When Karen Iverson first became a volunteer for Milwaukee Birthright — a group that provides assistance and support to women experiencing crisis pregnancies — it was 1971, just before
the notorious Roe v. Wade Supreme Court decision.
“We were aware that it was going to be initiated the following year,” said Iverson of the ruling. At the time, she was a young mother of four. “It was already up (in the Court) and was going to be voted on.”
As a Catholic, Iverson believed that life begins at the moment of conception, and she was conscious that abortions were about to be made accessible to millions of pregnant women across the country — many of whom felt alone, stigmatized, neglected and desperate.
She didn’t feel it was enough to protest the issue of abortion. She wanted to do more — she wanted to reach those women.
“I really believed in the mission of Birthright,” said Iverson, a parishioner at St. Eugene in Fox Point.
She’s one of a handful of volunteers who signed on with Milwaukee Birthright in the 1970s and stuck with the organization through the long years. If those years haven’t brought a repeal of Roe, they have certainly brought thousands of pregnant women to Birthright’s doorstep, seeking answers and a sympathetic ear.
Judy Fecteau, Birthright’s executive director, said that the group’s volunteers offer the women all that and more — they offer them hope.
Though Birthright is a non-denominational entity, much of the volunteer and donor base is Catholic. What motivates the eight volunteers who man the office at 2025 W. Oklahoma Ave., sort baby clothes or take home calls on the 24-hour helpline, is a belief in the sanctity of life.
“They want to do something for these mothers, so that they are aware that there is help and hope — and they don’t have to despair and resort to abortion,” said Fecteau.
Volunteers undergo training and are briefed in a large number of resources that the group can offer expectant parents.
“We love the person and accept them where they’re at, and then we offer them alternatives to abortion,” said Iverson. “That’s what we’ve tried to do through the years. We have a lot of resources — legal, physicians, social work. We’re able to connect them with the Milwaukee Health Department, who provides a pack ’n play for anybody in the city who needs one, due to the infant mortality rate. A lot of people might call and say, ‘I’m out of formula until I get paid on Monday,’ and I can refer them to places in the community that will provide them with formula.”

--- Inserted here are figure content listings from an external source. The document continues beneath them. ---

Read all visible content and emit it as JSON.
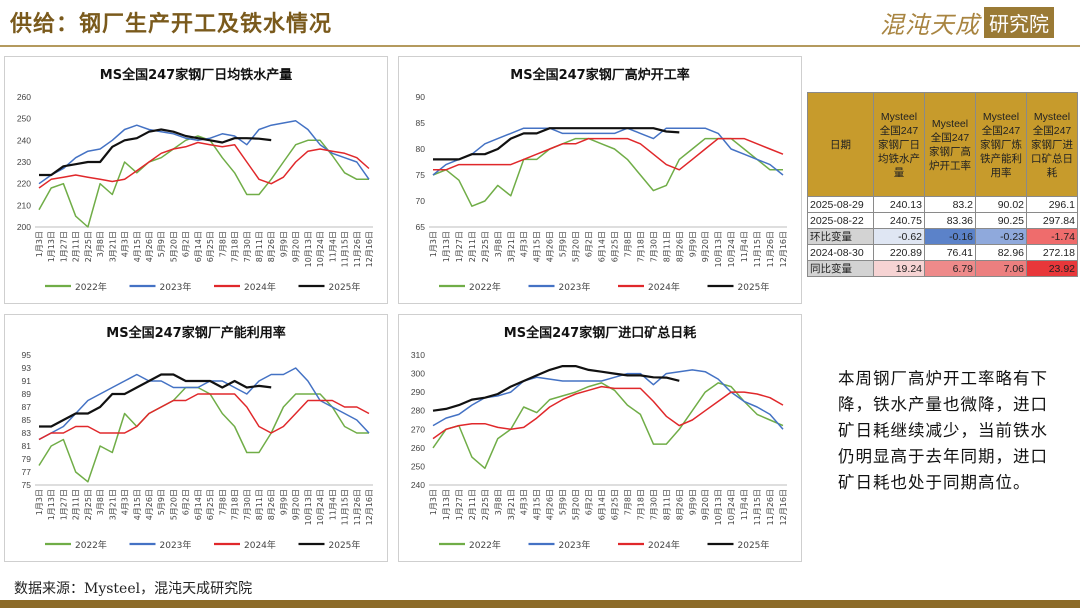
{
  "header": {
    "title": "供给：钢厂生产开工及铁水情况",
    "brand_main": "混沌天成",
    "brand_box": "研究院"
  },
  "footer": {
    "source": "数据来源：Mysteel，混沌天成研究院"
  },
  "commentary": "本周钢厂高炉开工率略有下降，铁水产量也微降，进口矿日耗继续减少，当前铁水仍明显高于去年同期，进口矿日耗也处于同期高位。",
  "colors": {
    "s2022": "#70ad47",
    "s2023": "#4472c4",
    "s2024": "#e0282b",
    "s2025": "#111111",
    "table_header": "#c79b2c",
    "accent": "#8c6b28"
  },
  "table": {
    "headers": [
      "日期",
      "Mysteel全国247家钢厂日均铁水产量",
      "Mysteel全国247家钢厂高炉开工率",
      "Mysteel全国247家钢厂炼铁产能利用率",
      "Mysteel全国247家钢厂进口矿总日耗"
    ],
    "rows": [
      {
        "label": "2025-08-29",
        "values": [
          "240.13",
          "83.2",
          "90.02",
          "296.1"
        ],
        "highlight": false,
        "colors": []
      },
      {
        "label": "2025-08-22",
        "values": [
          "240.75",
          "83.36",
          "90.25",
          "297.84"
        ],
        "highlight": false,
        "colors": []
      },
      {
        "label": "环比变量",
        "values": [
          "-0.62",
          "-0.16",
          "-0.23",
          "-1.74"
        ],
        "highlight": true,
        "colors": [
          "#dfe6f3",
          "#5b82c9",
          "#8fa9dc",
          "#ef6c6c"
        ]
      },
      {
        "label": "2024-08-30",
        "values": [
          "220.89",
          "76.41",
          "82.96",
          "272.18"
        ],
        "highlight": false,
        "colors": []
      },
      {
        "label": "同比变量",
        "values": [
          "19.24",
          "6.79",
          "7.06",
          "23.92"
        ],
        "highlight": true,
        "colors": [
          "#f6d3d3",
          "#ee8a8a",
          "#ec7f7f",
          "#e8373a"
        ]
      }
    ]
  },
  "chart_data": [
    {
      "type": "line",
      "title": "MS全国247家钢厂日均铁水产量",
      "ylim": [
        200,
        260
      ],
      "yticks": [
        200,
        210,
        220,
        230,
        240,
        250,
        260
      ],
      "x": [
        "1月3日",
        "1月13日",
        "1月27日",
        "2月11日",
        "2月25日",
        "3月8日",
        "3月21日",
        "4月3日",
        "4月15日",
        "4月26日",
        "5月9日",
        "5月20日",
        "6月2日",
        "6月14日",
        "6月25日",
        "7月8日",
        "7月18日",
        "7月30日",
        "8月11日",
        "8月26日",
        "9月9日",
        "9月20日",
        "10月13日",
        "10月24日",
        "11月4日",
        "11月15日",
        "11月26日",
        "12月16日"
      ],
      "series": [
        {
          "name": "2022年",
          "key": "s2022",
          "values": [
            208,
            218,
            220,
            205,
            200,
            220,
            215,
            230,
            225,
            230,
            232,
            236,
            240,
            242,
            240,
            232,
            225,
            215,
            215,
            222,
            230,
            238,
            240,
            240,
            233,
            225,
            222,
            222
          ]
        },
        {
          "name": "2023年",
          "key": "s2023",
          "values": [
            220,
            224,
            227,
            232,
            235,
            236,
            240,
            245,
            247,
            245,
            244,
            243,
            241,
            240,
            241,
            243,
            242,
            238,
            245,
            247,
            248,
            249,
            245,
            238,
            234,
            232,
            230,
            222
          ]
        },
        {
          "name": "2024年",
          "key": "s2024",
          "values": [
            218,
            222,
            223,
            224,
            223,
            222,
            221,
            222,
            226,
            230,
            234,
            236,
            237,
            239,
            238,
            237,
            238,
            230,
            222,
            220,
            223,
            230,
            235,
            236,
            235,
            234,
            232,
            227
          ]
        },
        {
          "name": "2025年",
          "key": "s2025",
          "values": [
            224,
            224,
            228,
            229,
            230,
            230,
            237,
            240,
            241,
            244,
            245,
            244,
            242,
            241,
            240,
            239,
            241,
            241,
            240.75,
            240.13,
            null,
            null,
            null,
            null,
            null,
            null,
            null,
            null
          ]
        }
      ]
    },
    {
      "type": "line",
      "title": "MS全国247家钢厂高炉开工率",
      "ylim": [
        65,
        90
      ],
      "yticks": [
        65,
        70,
        75,
        80,
        85,
        90
      ],
      "x": [
        "1月3日",
        "1月13日",
        "1月27日",
        "2月11日",
        "2月25日",
        "3月8日",
        "3月21日",
        "4月3日",
        "4月15日",
        "4月26日",
        "5月9日",
        "5月20日",
        "6月2日",
        "6月14日",
        "6月25日",
        "7月8日",
        "7月18日",
        "7月30日",
        "8月11日",
        "8月26日",
        "9月9日",
        "9月20日",
        "10月13日",
        "10月24日",
        "11月4日",
        "11月15日",
        "11月26日",
        "12月16日"
      ],
      "series": [
        {
          "name": "2022年",
          "key": "s2022",
          "values": [
            75,
            76,
            74,
            69,
            70,
            73,
            71,
            78,
            78,
            80,
            81,
            82,
            82,
            81,
            80,
            78,
            75,
            72,
            73,
            78,
            80,
            82,
            82,
            82,
            80,
            78,
            76,
            76
          ]
        },
        {
          "name": "2023年",
          "key": "s2023",
          "values": [
            75,
            77,
            78,
            79,
            81,
            82,
            83,
            84,
            84,
            84,
            83,
            83,
            83,
            83,
            83,
            84,
            83,
            82,
            84,
            84,
            84,
            84,
            83,
            80,
            79,
            78,
            77,
            75
          ]
        },
        {
          "name": "2024年",
          "key": "s2024",
          "values": [
            76,
            76,
            77,
            77,
            77,
            77,
            77,
            78,
            79,
            80,
            81,
            81,
            82,
            82,
            82,
            82,
            81,
            79,
            77,
            76,
            78,
            80,
            82,
            82,
            82,
            81,
            80,
            79
          ]
        },
        {
          "name": "2025年",
          "key": "s2025",
          "values": [
            78,
            78,
            78,
            79,
            79,
            80,
            82,
            83,
            83,
            84,
            84,
            84,
            84,
            84,
            84,
            84,
            84,
            84,
            83.36,
            83.2,
            null,
            null,
            null,
            null,
            null,
            null,
            null,
            null
          ]
        }
      ]
    },
    {
      "type": "line",
      "title": "MS全国247家钢厂产能利用率",
      "ylim": [
        75,
        95
      ],
      "yticks": [
        75,
        77,
        79,
        81,
        83,
        85,
        87,
        89,
        91,
        93,
        95
      ],
      "x": [
        "1月3日",
        "1月13日",
        "1月27日",
        "2月11日",
        "2月25日",
        "3月8日",
        "3月21日",
        "4月3日",
        "4月15日",
        "4月26日",
        "5月9日",
        "5月20日",
        "6月2日",
        "6月14日",
        "6月25日",
        "7月8日",
        "7月18日",
        "7月30日",
        "8月11日",
        "8月26日",
        "9月9日",
        "9月20日",
        "10月13日",
        "10月24日",
        "11月4日",
        "11月15日",
        "11月26日",
        "12月16日"
      ],
      "series": [
        {
          "name": "2022年",
          "key": "s2022",
          "values": [
            78,
            81,
            82,
            77,
            75.5,
            81,
            80,
            86,
            84,
            86,
            87,
            88,
            90,
            90,
            89,
            86,
            84,
            80,
            80,
            83,
            87,
            89,
            89,
            89,
            87,
            84,
            83,
            83
          ]
        },
        {
          "name": "2023年",
          "key": "s2023",
          "values": [
            82,
            83,
            84,
            86,
            88,
            89,
            90,
            91,
            92,
            91,
            91,
            90,
            90,
            90,
            91,
            91,
            90,
            89,
            91,
            92,
            92,
            93,
            91,
            88,
            87,
            86,
            85,
            83
          ]
        },
        {
          "name": "2024年",
          "key": "s2024",
          "values": [
            82,
            83,
            83,
            84,
            84,
            83,
            83,
            83,
            84,
            86,
            87,
            88,
            88,
            89,
            89,
            89,
            89,
            87,
            84,
            83,
            84,
            86,
            88,
            88,
            88,
            87,
            87,
            86
          ]
        },
        {
          "name": "2025年",
          "key": "s2025",
          "values": [
            84,
            84,
            85,
            86,
            86,
            87,
            89,
            89,
            90,
            91,
            92,
            92,
            91,
            91,
            91,
            90,
            91,
            90,
            90.25,
            90.02,
            null,
            null,
            null,
            null,
            null,
            null,
            null,
            null
          ]
        }
      ]
    },
    {
      "type": "line",
      "title": "MS全国247家钢厂进口矿总日耗",
      "ylim": [
        240,
        310
      ],
      "yticks": [
        240,
        250,
        260,
        270,
        280,
        290,
        300,
        310
      ],
      "x": [
        "1月3日",
        "1月13日",
        "1月27日",
        "2月11日",
        "2月25日",
        "3月8日",
        "3月21日",
        "4月3日",
        "4月15日",
        "4月26日",
        "5月9日",
        "5月20日",
        "6月2日",
        "6月14日",
        "6月25日",
        "7月8日",
        "7月18日",
        "7月30日",
        "8月11日",
        "8月26日",
        "9月9日",
        "9月20日",
        "10月13日",
        "10月24日",
        "11月4日",
        "11月15日",
        "11月26日",
        "12月16日"
      ],
      "series": [
        {
          "name": "2022年",
          "key": "s2022",
          "values": [
            260,
            270,
            272,
            255,
            249,
            265,
            270,
            282,
            279,
            286,
            288,
            290,
            293,
            295,
            291,
            283,
            278,
            262,
            262,
            270,
            280,
            290,
            295,
            293,
            285,
            278,
            275,
            272
          ]
        },
        {
          "name": "2023年",
          "key": "s2023",
          "values": [
            272,
            276,
            278,
            283,
            287,
            288,
            290,
            296,
            298,
            297,
            296,
            296,
            296,
            296,
            298,
            300,
            300,
            294,
            300,
            301,
            302,
            301,
            297,
            290,
            285,
            282,
            278,
            270
          ]
        },
        {
          "name": "2024年",
          "key": "s2024",
          "values": [
            265,
            270,
            272,
            273,
            273,
            271,
            270,
            271,
            276,
            282,
            286,
            289,
            291,
            293,
            292,
            292,
            292,
            285,
            277,
            272,
            275,
            280,
            285,
            290,
            290,
            289,
            287,
            283
          ]
        },
        {
          "name": "2025年",
          "key": "s2025",
          "values": [
            280,
            281,
            283,
            286,
            287,
            289,
            293,
            296,
            299,
            302,
            304,
            304,
            302,
            301,
            300,
            299,
            299,
            298,
            297.84,
            296.1,
            null,
            null,
            null,
            null,
            null,
            null,
            null,
            null
          ]
        }
      ]
    }
  ]
}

Other services that Birthright provides include free pregnancy testing, baby supplies, referrals for food pantries and “daddy packs” that offer resources for fathers. Clients can come in for clothing every three months of their child’s life (up to size 4T), and children are encouraged to take a book home with them from office visits to promote literacy.
“With the books, we give information about all the local libraries, their addresses and phone numbers, as well as low-cost bookstores,” said Iverson. “Mothers are so appreciative of that.”
But, more than anything, Iverson said, Birthright volunteers are there to show compassion.
“We listen — that’s very important,” she said. “Oftentimes people think abortion is their only option. Because of the anxiety and stress that they find themselves in with an unplanned pregnancy, they see that as the only way out. We just let them talk it out.”
Volunteers can give as much or as little time as they are able to offer, said Fecteau. She herself became involved in the organization in 1999 because of an ad she saw that said volunteers could give as little as four hours every month.
“I thought, well, that’s all they’re asking for — I could do that,” she remembered. She became Birthright’s executive director in 2015 and is the only paid staff member in the otherwise volunteer-run organization.
The group is, of course, always looking for more passionate people to give of their time to the mothers of Milwaukee who feel trapped by their pregnancies. Fecteau said that even high schoolers would be welcome to come in and assist with light office work or sorting inventory.
“If they are pro-life and want to help, this is the way,” said Iverson. “Protesting abortion is important, but I always felt that that wasn’t enough — it’s like saying, we only care about you until the baby’s born and we don’t care about you after. We ask them to bring their babies in after they’re born. Some of our volunteers have followed our clients for years. We’ve got women (who are pregnant) coming to us whose mothers we helped during their pregnancies. That’s very, very rewarding.”